Workplace injuries, however unfortunate it may be, happen and
are not entirely uncommon. According to figures released by the Australian
Bureau of Statistics, nearly 5.3% workers suffered injuries or illness which
was in direct relation in their workplace or as a result of their professional
duties. By their very nature, some jobs are more dangerous and hazardous than
others and workers of the same are more susceptible to injuries and illness,
but companies have an obligation to safeguard workers from any foreseeable
injury or illness that may occur in their workplace.

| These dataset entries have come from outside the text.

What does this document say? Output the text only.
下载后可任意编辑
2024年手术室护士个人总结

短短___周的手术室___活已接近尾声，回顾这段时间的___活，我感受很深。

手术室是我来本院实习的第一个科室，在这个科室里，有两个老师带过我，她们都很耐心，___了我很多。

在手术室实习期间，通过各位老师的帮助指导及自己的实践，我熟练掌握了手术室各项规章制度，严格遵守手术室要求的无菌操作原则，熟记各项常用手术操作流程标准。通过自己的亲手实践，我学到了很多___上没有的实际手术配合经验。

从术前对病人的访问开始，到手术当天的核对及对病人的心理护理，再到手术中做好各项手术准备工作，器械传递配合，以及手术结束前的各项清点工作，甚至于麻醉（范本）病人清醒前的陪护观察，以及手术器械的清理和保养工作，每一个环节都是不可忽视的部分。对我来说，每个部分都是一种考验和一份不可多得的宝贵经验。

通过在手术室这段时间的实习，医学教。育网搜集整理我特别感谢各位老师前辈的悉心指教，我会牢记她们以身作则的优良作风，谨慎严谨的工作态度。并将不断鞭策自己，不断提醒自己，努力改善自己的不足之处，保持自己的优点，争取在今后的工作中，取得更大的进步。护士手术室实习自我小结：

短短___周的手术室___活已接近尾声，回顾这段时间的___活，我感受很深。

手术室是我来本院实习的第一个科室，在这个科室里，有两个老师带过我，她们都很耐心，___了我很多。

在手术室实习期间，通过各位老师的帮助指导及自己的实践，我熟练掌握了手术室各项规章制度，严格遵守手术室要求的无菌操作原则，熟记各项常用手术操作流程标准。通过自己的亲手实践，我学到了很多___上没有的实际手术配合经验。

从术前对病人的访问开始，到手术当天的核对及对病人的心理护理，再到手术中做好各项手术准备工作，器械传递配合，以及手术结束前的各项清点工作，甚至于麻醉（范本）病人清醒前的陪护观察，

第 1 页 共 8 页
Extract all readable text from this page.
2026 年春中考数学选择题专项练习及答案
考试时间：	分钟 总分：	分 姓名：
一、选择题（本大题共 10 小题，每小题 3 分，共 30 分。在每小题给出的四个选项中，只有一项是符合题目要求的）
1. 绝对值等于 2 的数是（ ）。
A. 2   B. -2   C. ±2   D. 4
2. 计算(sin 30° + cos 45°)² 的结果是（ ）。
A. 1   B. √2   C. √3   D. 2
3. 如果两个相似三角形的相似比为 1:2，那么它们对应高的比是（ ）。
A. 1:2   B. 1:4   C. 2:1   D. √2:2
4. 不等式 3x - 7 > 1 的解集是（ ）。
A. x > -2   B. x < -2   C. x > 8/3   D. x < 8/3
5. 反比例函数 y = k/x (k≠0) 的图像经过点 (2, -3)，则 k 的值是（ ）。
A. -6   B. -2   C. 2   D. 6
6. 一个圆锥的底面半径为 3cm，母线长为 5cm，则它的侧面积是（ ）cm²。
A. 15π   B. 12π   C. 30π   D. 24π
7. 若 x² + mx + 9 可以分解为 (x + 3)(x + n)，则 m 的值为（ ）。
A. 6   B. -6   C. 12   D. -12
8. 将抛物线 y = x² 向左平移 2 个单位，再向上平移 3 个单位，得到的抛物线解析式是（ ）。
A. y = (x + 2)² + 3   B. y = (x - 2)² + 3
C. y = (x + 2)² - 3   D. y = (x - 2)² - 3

Every country &
jurisdictions have their employment laws, and employment lawyers & claims, in place requiring every employer
to take necessary steps to prevent workplace accidents from occurring,
especially those which are foreseeable.
The duty of care that employers have towards its employees is
implied in the contract of employment and it is the fundamental duty of an
employer to ensure the safety of the workers at the workplace. Failure to do so
or failure to take preemptive action in preventing the foreseeable incident is
taken as breach of contract and the employer is liable for prosecution from the
court of law.
If we take the example of O’Connor vs. Commissioner
for Government Transport (1959) 100 CLR 225 at 229, the high court,
upon every employer, imposes the duty to take reasonable care in preventing any
workplace injury from happening.
“[B]y
providing proper and adequate means of carrying out his work without
unnecessary risk, by warning him of unusual or unexpected risks, and by
instructing him in the performance of his work where instructions might
reasonably be thought to secure him from danger of injury...The standard of
care for an employee’s safety is not a low one.”
There are multiple employment laws safeguarding the rights of
workers with various employment lawyers & claims who can assist you in achieving justice.